Finances locales : turbulences pour les départements, vol sans encombre pour le bloc communal ?

Les communes et les intercommunalités ont globalement renforcé leurs marges de manœuvre financières au terme de l'année 2023. Ce qui n'a pas été le cas des régions, et encore moins des départements. Ces derniers ont probablement connu une "annus horribilis" sur le plan financier : leurs recettes de fonctionnement mobilisables pour le financement des investissements ont chuté de 63%, selon des données de la Direction générale des finances publiques.

Véritable indicateur de la santé financière du secteur public local, l'épargne brute des collectivités – différence entre leurs recettes et leurs dépenses de fonctionnement – s'est élevée à 25 milliards d'euros à fin 2023, montant qui était en repli de 14% sur un an, mais demeurant supérieur à son niveau d’avant la crise sanitaire (20,3 milliards d'euros), selon la dernière "situation mensuelle comptable des collectivités locales", publiée par la Direction générale des finances publiques (DGFIP).

Cette baisse est surtout due au plongeon de l'épargne brute des départements, qui passe de 11,6 milliards d'euros à fin 2022 à 6,3 milliards d'euros un an plus tard, soit -45%, selon ce bilan provisoire fondé sur les données des budgets principaux des collectivités et intercommunalités. Un point de situation qui doit être lu "avec précaution" – selon la DGFIP – mais qui reflète sans doute bien les grandes tendances des finances locales.

Conjoncture difficile pour les villes moyennes ?

La conjoncture très morose du marché immobilier et son impact sur les droits de mutation à titre onéreux (DMTO), la stabilité de la dotation globale de fonctionnement, les conséquences de l'inflation sur les achats et les prestations sociales, l'envolée des coûts de l'aide sociale à l'enfance et des missions concernant les mineurs non accompagnés… "Jamais autant de clignotants sont passés au rouge avec, pour tous les départements, des ressources en chute libre et des dépenses qui explosent", résumait, le 17 janvier, François Sauvadet, président de Départements de France (voir notre article).

Les finances des régions sont également fragilisées, leur épargne brute (4,1 milliards d'euros) reculant de près de 12% en un an.

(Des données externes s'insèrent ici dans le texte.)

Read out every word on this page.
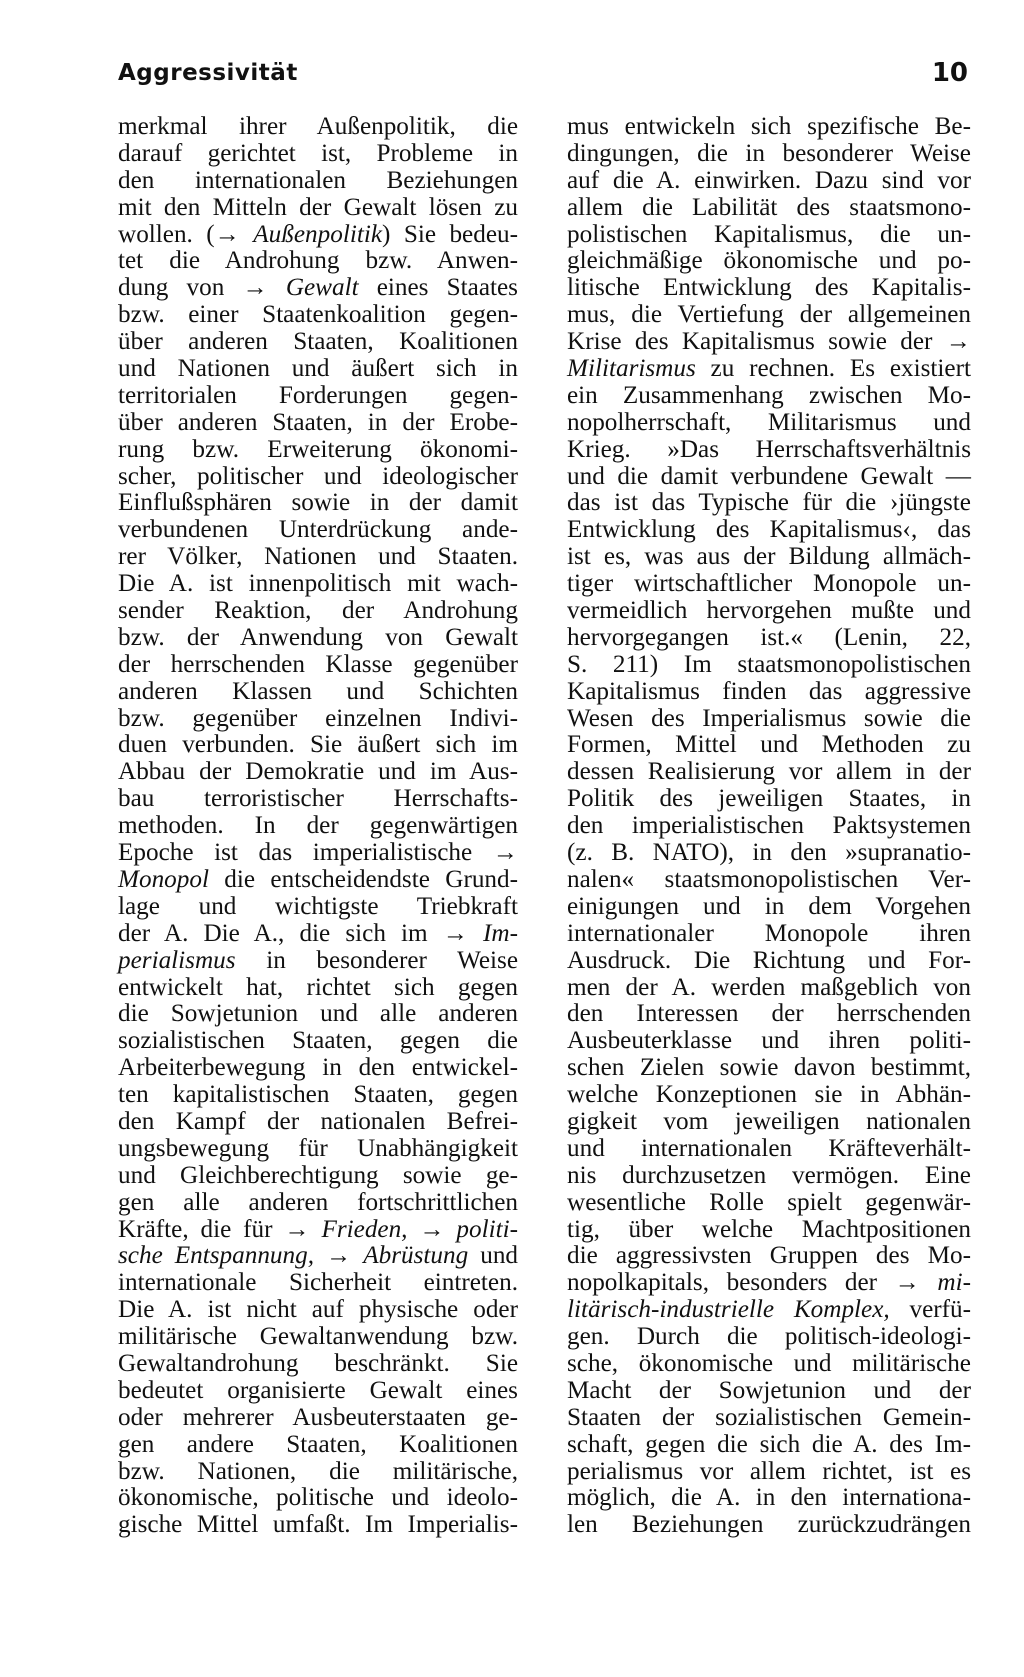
Aggressivität	10
merkmal ihrer Außenpolitik, die
darauf gerichtet ist, Probleme in
den internationalen Beziehungen
mit den Mitteln der Gewalt lösen zu
wollen. (→ Außenpolitik) Sie bedeu-
tet die Androhung bzw. Anwen-
dung von → Gewalt eines Staates
bzw. einer Staatenkoalition gegen-
über anderen Staaten, Koalitionen
und Nationen und äußert sich in
territorialen Forderungen gegen-
über anderen Staaten, in der Erobe-
rung bzw. Erweiterung ökonomi-
scher, politischer und ideologischer
Einflußsphären sowie in der damit
verbundenen Unterdrückung ande-
rer Völker, Nationen und Staaten.
Die A. ist innenpolitisch mit wach-
sender Reaktion, der Androhung
bzw. der Anwendung von Gewalt
der herrschenden Klasse gegenüber
anderen Klassen und Schichten
bzw. gegenüber einzelnen Indivi-
duen verbunden. Sie äußert sich im
Abbau der Demokratie und im Aus-
bau terroristischer Herrschafts-
methoden. In der gegenwärtigen
Epoche ist das imperialistische →
Monopol die entscheidendste Grund-
lage und wichtigste Triebkraft
der A. Die A., die sich im → Im-
perialismus in besonderer Weise
entwickelt hat, richtet sich gegen
die Sowjetunion und alle anderen
sozialistischen Staaten, gegen die
Arbeiterbewegung in den entwickel-
ten kapitalistischen Staaten, gegen
den Kampf der nationalen Befrei-
ungsbewegung für Unabhängigkeit
und Gleichberechtigung sowie ge-
gen alle anderen fortschrittlichen
Kräfte, die für → Frieden, → politi-
sche Entspannung, → Abrüstung und
internationale Sicherheit eintreten.
Die A. ist nicht auf physische oder
militärische Gewaltanwendung bzw.
Gewaltandrohung beschränkt. Sie
bedeutet organisierte Gewalt eines
oder mehrerer Ausbeuterstaaten ge-
gen andere Staaten, Koalitionen
bzw. Nationen, die militärische,
ökonomische, politische und ideolo-
gische Mittel umfaßt. Im Imperialis-
mus entwickeln sich spezifische Be-
dingungen, die in besonderer Weise
auf die A. einwirken. Dazu sind vor
allem die Labilität des staatsmono-
polistischen Kapitalismus, die un-
gleichmäßige ökonomische und po-
litische Entwicklung des Kapitalis-
mus, die Vertiefung der allgemeinen
Krise des Kapitalismus sowie der →
Militarismus zu rechnen. Es existiert
ein Zusammenhang zwischen Mo-
nopolherrschaft, Militarismus und
Krieg. »Das Herrschaftsverhältnis
und die damit verbundene Gewalt —
das ist das Typische für die ›jüngste
Entwicklung des Kapitalismus‹, das
ist es, was aus der Bildung allmäch-
tiger wirtschaftlicher Monopole un-
vermeidlich hervorgehen mußte und
hervorgegangen ist.« (Lenin, 22,
S. 211) Im staatsmonopolistischen
Kapitalismus finden das aggressive
Wesen des Imperialismus sowie die
Formen, Mittel und Methoden zu
dessen Realisierung vor allem in der
Politik des jeweiligen Staates, in
den imperialistischen Paktsystemen
(z. B. NATO), in den »supranatio-
nalen« staatsmonopolistischen Ver-
einigungen und in dem Vorgehen
internationaler Monopole ihren
Ausdruck. Die Richtung und For-
men der A. werden maßgeblich von
den Interessen der herrschenden
Ausbeuterklasse und ihren politi-
schen Zielen sowie davon bestimmt,
welche Konzeptionen sie in Abhän-
gigkeit vom jeweiligen nationalen
und internationalen Kräfteverhält-
nis durchzusetzen vermögen. Eine
wesentliche Rolle spielt gegenwär-
tig, über welche Machtpositionen
die aggressivsten Gruppen des Mo-
nopolkapitals, besonders der → mi-
litärisch-industrielle Komplex, verfü-
gen. Durch die politisch-ideologi-
sche, ökonomische und militärische
Macht der Sowjetunion und der
Staaten der sozialistischen Gemein-
schaft, gegen die sich die A. des Im-
perialismus vor allem richtet, ist es
möglich, die A. in den internationa-
len Beziehungen zurückzudrängen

Il n'en est pas de même des communes et des intercommunalités, dont les finances apparaissent globalement en meilleure santé, avec des taux d'épargne brute (8,8 milliards et 5,6 milliards d'euros), en progression respectivement de 10% et 14%. Toutefois – la note de la DGFIP ne le dit pas – les situations des entités du bloc communal devraient être variées en 2023, dans la droite ligne de 2022. Une année au cours de laquelle, selon l'Observatoire des finances et de la gestion publique locales (OFGL), l’épargne brute avait augmenté pour les communes de moins de 5.000 habitants ainsi que pour les communes de plus de 100.000 habitants, mais avait connu un repli pour les villes comprises entre 5.000 et 100.000 habitants (voir notre article du 21 novembre).

Les investissements locaux progressent

L'association Villes de France, qui fédère des villes de 10.000 à 100.000 habitants et leurs intercommunalités, tablait d'ailleurs, à l'automne, sur la répétition cette année de ce scénario. "Avec une masse salariale qui représente plus de 55% des dépenses réelles de fonctionnement, des charges de centralité difficilement compressibles, des recettes de fonctionnement majoritairement constituées de dotations étatiques, ou de compensations fiscales dont l’évolution est presque nulle", l'équation est compliquée, soulignait-elle.

Selon la note de la DGFIP, l'épargne nette – c'est-à-dire l'épargne brute après déduction des remboursements de dettes – qui correspond à la part des ressources restant disponibles pour financer les investissements, dévisse pour les départements : de 8,4 milliards d'euros fin 2022 à 3,1 milliards d'euros fin 2023, soit -63%. Un coup dur pour les investissements des départements, qui ont cru, malgré tout, de 2,8% en 2023. Mais, avec une inflation de +3,7% en un an, l'investissement départemental a reculé dans les faits. Les dépenses d’investissement du bloc communal et des régions ont progressé plus fortement (respectivement +7,6% et +5,8%).